League Of Ordinary Gentlemen: Terrible Movies #56


It would be easy to mock bowling. It was seen as uncool, and in all fairness this film was made prior to the resurgence of companies like Lucky Strike who are successfully making bowling seem cool again.

Why am I calling this film terrible? It's not due to lack of skill on the part of the film-makers. It looks and acts like most documentaries. Real-life people are interviewed, and we see them doing the things that the film-makers think we will find interesting, and the film-makers attempt to illuminate us and make us feel connected to these people. Usually through subtle (or, in this case, not-so-subtle) imagery; for instance, shots of factories, or clothing emblazoned with flags, are meant to make you feel a particular way. Interviews are conducted, in this case America, Family, or History is mentioned again and again, and experts are brought in to back up and forward some sort or agenda.
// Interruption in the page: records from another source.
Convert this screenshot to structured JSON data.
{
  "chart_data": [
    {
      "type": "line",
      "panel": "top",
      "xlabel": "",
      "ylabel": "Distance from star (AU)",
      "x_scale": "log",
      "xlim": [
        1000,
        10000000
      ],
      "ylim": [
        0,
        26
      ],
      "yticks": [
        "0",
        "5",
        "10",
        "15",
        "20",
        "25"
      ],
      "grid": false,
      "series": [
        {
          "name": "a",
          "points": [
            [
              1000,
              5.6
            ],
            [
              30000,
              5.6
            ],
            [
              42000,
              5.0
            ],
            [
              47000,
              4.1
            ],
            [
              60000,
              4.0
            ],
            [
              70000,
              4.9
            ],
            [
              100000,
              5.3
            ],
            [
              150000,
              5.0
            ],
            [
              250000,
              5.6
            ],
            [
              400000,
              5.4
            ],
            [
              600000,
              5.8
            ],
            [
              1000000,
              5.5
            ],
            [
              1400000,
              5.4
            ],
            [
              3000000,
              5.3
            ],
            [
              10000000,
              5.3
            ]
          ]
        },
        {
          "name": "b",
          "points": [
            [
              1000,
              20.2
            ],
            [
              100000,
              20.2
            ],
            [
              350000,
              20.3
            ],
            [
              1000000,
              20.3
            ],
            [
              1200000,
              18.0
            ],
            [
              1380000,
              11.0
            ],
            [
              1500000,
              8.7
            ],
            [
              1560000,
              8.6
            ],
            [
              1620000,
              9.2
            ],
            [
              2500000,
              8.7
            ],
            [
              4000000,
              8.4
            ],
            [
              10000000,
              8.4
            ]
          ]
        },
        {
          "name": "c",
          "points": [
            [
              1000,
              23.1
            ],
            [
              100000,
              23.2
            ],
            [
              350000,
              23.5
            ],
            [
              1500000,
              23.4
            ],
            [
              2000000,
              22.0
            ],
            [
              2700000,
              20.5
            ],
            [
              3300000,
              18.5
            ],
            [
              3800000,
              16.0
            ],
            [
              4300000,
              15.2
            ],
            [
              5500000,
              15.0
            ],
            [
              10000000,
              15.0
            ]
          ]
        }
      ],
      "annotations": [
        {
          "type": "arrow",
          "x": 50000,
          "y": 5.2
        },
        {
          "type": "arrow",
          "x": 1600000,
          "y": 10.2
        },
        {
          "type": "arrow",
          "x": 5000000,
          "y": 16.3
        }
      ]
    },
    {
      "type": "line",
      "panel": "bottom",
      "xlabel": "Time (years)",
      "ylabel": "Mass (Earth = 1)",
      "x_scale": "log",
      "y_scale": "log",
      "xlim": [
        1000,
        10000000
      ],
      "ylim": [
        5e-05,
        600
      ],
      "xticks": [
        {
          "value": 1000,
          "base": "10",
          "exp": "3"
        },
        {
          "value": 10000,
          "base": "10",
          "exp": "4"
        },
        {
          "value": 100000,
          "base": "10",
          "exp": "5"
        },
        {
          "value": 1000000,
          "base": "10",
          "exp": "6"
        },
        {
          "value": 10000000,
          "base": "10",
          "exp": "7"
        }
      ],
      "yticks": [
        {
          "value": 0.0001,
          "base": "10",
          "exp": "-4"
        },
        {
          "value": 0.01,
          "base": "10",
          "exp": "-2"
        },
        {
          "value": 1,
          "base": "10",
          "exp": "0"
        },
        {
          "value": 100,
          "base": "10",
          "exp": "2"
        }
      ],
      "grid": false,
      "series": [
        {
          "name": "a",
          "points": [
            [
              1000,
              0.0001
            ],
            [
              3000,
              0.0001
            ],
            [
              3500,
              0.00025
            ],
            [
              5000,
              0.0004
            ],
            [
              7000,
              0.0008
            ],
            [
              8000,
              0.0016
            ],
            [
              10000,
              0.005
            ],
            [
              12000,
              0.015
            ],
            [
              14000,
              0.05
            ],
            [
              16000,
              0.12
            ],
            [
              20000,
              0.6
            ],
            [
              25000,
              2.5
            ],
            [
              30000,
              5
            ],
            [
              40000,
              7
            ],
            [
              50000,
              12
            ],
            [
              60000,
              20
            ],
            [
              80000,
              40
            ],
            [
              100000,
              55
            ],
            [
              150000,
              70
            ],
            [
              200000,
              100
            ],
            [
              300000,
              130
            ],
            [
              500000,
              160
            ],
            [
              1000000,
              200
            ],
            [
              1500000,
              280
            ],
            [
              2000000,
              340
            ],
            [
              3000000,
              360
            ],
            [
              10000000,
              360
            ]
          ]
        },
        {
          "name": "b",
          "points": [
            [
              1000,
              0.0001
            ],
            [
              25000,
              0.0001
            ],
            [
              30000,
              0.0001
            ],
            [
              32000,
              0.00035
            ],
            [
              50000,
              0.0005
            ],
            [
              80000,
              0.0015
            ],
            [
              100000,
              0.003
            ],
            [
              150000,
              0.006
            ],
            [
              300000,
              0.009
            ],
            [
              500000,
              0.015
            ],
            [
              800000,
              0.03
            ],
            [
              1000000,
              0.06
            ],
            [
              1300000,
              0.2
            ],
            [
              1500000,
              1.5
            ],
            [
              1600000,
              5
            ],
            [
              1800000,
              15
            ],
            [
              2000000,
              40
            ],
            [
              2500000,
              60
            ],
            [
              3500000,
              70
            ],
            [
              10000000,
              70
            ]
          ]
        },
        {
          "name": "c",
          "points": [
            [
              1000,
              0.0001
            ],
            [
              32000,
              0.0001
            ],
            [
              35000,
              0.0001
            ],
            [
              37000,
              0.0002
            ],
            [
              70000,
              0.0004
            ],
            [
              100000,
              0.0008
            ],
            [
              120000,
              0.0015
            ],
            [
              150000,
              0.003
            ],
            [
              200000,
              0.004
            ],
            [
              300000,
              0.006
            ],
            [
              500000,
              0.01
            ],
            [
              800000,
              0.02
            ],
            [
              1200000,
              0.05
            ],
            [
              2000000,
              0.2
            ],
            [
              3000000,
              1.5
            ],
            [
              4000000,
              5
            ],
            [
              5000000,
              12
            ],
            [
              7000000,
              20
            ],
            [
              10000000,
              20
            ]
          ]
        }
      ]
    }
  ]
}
This documentary film doesn't vary from the standard.

An expert is interviewed who states that intellectual elitism based in Hollywood is responsible for the downfall of bowling, which was once the most watched televised sporting event, and sometime later the owner of the PBA is shown screaming (or speaking motivationally, take your pick) at a crowd of bowling enthusiasts, and saying that the segmentation of the television viewing audience as the downfall of bowling, that bowling was 'boring America to death', and this is a huge obstacle to overcome. And they show clips from the Farrelly Brothers film Kingpin to further their agenda, that this film has skewered and destroyed the image of bowling, and then sometime later show historical clips of mustachioed and mulleted bowlers in action that look suspiciously like the film that lampoons them.

But I feel the expert and the film-makers misses a point, that what is popular is rarely and not necessarily cool. So I would say what makes this film a failure is a lack of unifying message and a cast of unlikeable personalities, but it's still an interesting insider's look at a struggling sport. On Netflix Instant Streaming.